Autocats take up PGM slack from jewellery in China

26th March 2004 By: candice haase

The rapid growth of the automotive market in China, coupled with increasing emission-control regulations, places the market for catalysts in that country as a rapidly-growing consumer of platinum-group metals (PGMs).

Johnson Matthey market research and planning director Mike Steel informs Mining Weekly that, by 2008, the produc- tion of light-duty vehicles, including cars and light-duty trucks, is expected to reach about 7,4-million units a year.

He estimates that about 70% of the light-duty vehicles in China currently have catalysts to meet emission standards equivalent to Euro Stage I requirements.

These standards regulate the emission of carbon monoxide, hydrocarbons and the oxides of nitrogen from vehicles. The introduction of emission standards, such as the US Clean Air Act Amendment of 1970, and the evolution of these regulations, continues to influence the varying pattern of use of platinum, palladium and rhodium on autocatalysts.

Euro Stage II standards were introduced to Beijing and Shanghai in January and March last year respectively.

Nationwide compliance to these standards is scheduled for July this year.

“As a result of tax incentives, many vehicles already comply with the tighter limits,” Steel comments.

The introduction of Euro Stage III compliance requirements in Beijing and Shanghai in 2005/6, followed by the rest of China in 2008, will see over 90% of light-duty vehicles incorporating catalysts, the platinum-market analyst predicts.

“To meet Euro Stage III standards, catalysts will be loaded more heavily with PGM than at present,” Steel comments.

However, the amount of platinum used in autocatalysts is nowhere near that consumed in jewellery manufacture, Impala Platinum manager of strategy and business development Bob Gilmour comments.

“Platinum use in the Chinese catalyst market last year was in the region of 100 000 ounces,” he informs. That said, however, Gilmour notes that the impact of a high platinum price on the jewellery market will become apparent towards mid-year when manufacturers will have to enter the market to buy metal to replenish retail stocks.

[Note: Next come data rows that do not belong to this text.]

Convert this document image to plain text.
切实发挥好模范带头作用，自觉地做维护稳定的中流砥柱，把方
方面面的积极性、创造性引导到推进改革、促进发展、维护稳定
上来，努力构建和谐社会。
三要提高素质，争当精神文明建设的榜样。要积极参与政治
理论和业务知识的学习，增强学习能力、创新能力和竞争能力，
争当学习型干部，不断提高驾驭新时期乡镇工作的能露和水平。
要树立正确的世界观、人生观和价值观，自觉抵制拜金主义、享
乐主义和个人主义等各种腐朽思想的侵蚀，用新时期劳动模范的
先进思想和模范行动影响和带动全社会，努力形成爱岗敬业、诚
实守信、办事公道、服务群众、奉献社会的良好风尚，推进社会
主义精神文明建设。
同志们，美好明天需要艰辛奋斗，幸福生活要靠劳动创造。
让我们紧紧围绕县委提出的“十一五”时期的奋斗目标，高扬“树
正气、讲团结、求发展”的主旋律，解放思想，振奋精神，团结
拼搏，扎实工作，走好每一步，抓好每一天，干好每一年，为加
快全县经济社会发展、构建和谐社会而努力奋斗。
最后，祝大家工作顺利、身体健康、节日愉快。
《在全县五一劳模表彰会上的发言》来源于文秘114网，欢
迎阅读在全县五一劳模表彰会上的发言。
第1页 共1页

In November last year, Johnson Matthey estimated that the demand for platinum in jewellery manufacturing in China would fall from 1,48-million ounces in 2002 to 1,2-million ounces in 2003.

“As for the current year, it is true that the high prices seen for platinum recently have begun to have a negative effect,” Steel notes. He adds that, if the high prices continue, the market this year is expected to fall back even further.

“We predict the demand for platinum jewellery coming down a further 10% in the Chinese jewellery market,” Gilmour comments. However, private consumers still seem to be eager to buy platinum jewellery.

“The problem is that the profit margins for manufacturers and retailers have been squeezed as metal prices have risen faster than increases in retail selling prices,” Steel explains.

Only once retailers have adjusted their prices to enable the industry to continue making adequate profits will industry analysts be able to assess the effect high metal prices may have on jewellery demand.